Singularmente, como la narradora lo afirma, la infancia,
tantas veces definida como un periodo alegre e inolvidable, fue para ella un
interminable periodo de confusión, de miedo, miedo a lo que había en el mundo
exterior, y la triste y melancólica música, muchas veces de piano, se fusiona
con la tristeza de los rostros y de las situaciones de su infancia. Saura
materializa ya algunos de sus posteriores nortes ineludibles, familia, muerte,
claustro, recuerdos, infancia, todo amalgamado sublimemente, siempre por la
lupa de Ana, niña que llama a su difunta madre con la imaginación, que cree
tener poderes sobre la vida y la muerte, con el contenido del frasco, supuesto
veneno letal, pero en realidad solo bicarbonato. Así, distintas líneas
temporales son fusionadas en un solo relato, diferenciadas con una línea
divisoria casi inexistente, es Saura quien se encarga de que el salto temporal,
si ciertamente existe, sea tan sutil que es casi imposible de advertir. Dos de
los temas capitales de Saura se fusionan, la infancia y la muerte, bizarra
combinación, infancia bizarramente ligada a la muerte, una infancia ajena a la
infancia, la niña que imagina su suicidio, arrojándose por un edificio, la
abuela que responde afirmativamente al preguntársele si desea morir, el padre
muerto, la madre, también, y la niña repitiendo constantemente la muerte, en
sus juegos y fuera de ellos, o la muerte de su cuy mascota; la muerte pues impregna todo, todo en el filme. Y claro, la niña,
una infante, que intenta liquidar a su tía, al margen del resultado de su
intento, el cual sería frustrante, la muerte está ahí, silenciosamente se apodera de todo, y ello causa que el filme tenga un halo de densidad, de tenebrosidad, de
bizarra oscuridad, no importa que se trate de un relato de una niña creciendo, eso es sólo la cáscara.

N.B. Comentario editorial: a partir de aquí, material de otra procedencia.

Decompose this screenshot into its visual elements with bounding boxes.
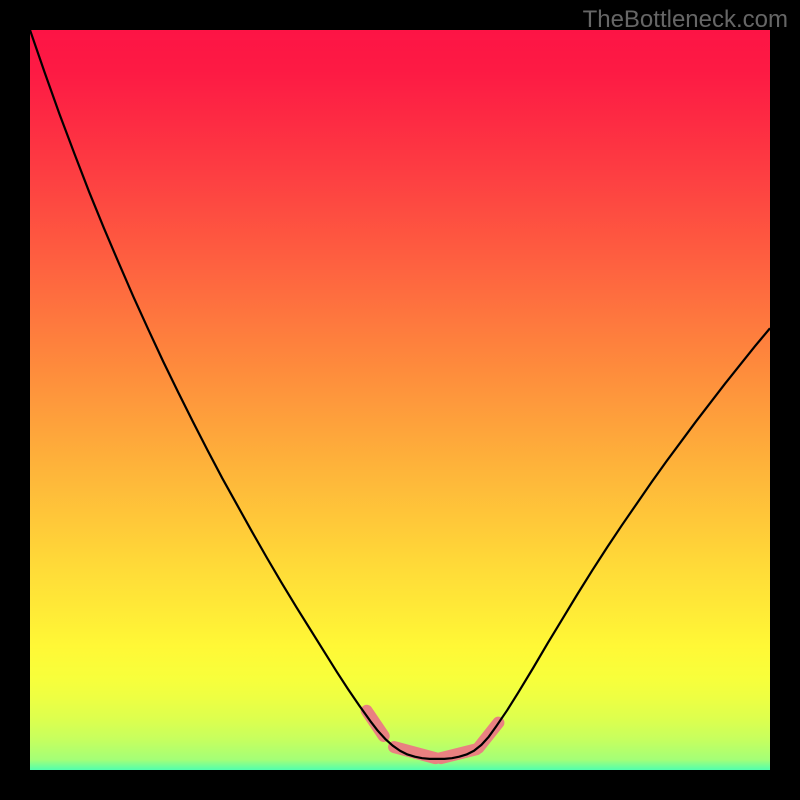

El tema del claustro también queda plasmado de diversas formas, la casa lóbrega
y hermética, es la casa un mundo aparte, un micro universo, un claustro, como
el cuy en su jaula, como la piscina vacía donde las hermanas juegan. Saura deja
ya muy claro de qué tipo de cineasta se trata, de un artista genial, creador de
imágenes deliciosas, mórbidamente deliciosas, de desafantes y ácidos mensajes al
régimen totalitarista saliente, y de alguna insinuación de no religiosidad -la
madre, a puertas de la muerte, afirma, “no hay nada, me han engañado”-, de una
puesta en escena que lo acerca a la altura de dómines como Berlanga, y de un
surrealismo sutil, como su filme entero, con esas patas de pollo recurrentemente
mostradas, recurrentemente enclaustradas en el refrigerador. El
reparto actoral está a la altura del realizador, y si la descendiente de su
ilustrísimo padre, Geraldine Chaplin es solvente, queda ineludiblemente
relegada por una Ana Torrent tan eficiente como sorprendente, con una edad de
una cifra, niña de nueve años, la Torrent deslumbra con sus ojos, oscuros,
enormes, penetrantes, poéticos, la actuación de la niña mucho colabora en la
solidez hermética del filme. Se configura así una soberbia película de Carlos Saura, que inscribe su
nombre entre los mejores cineastas ibéricos.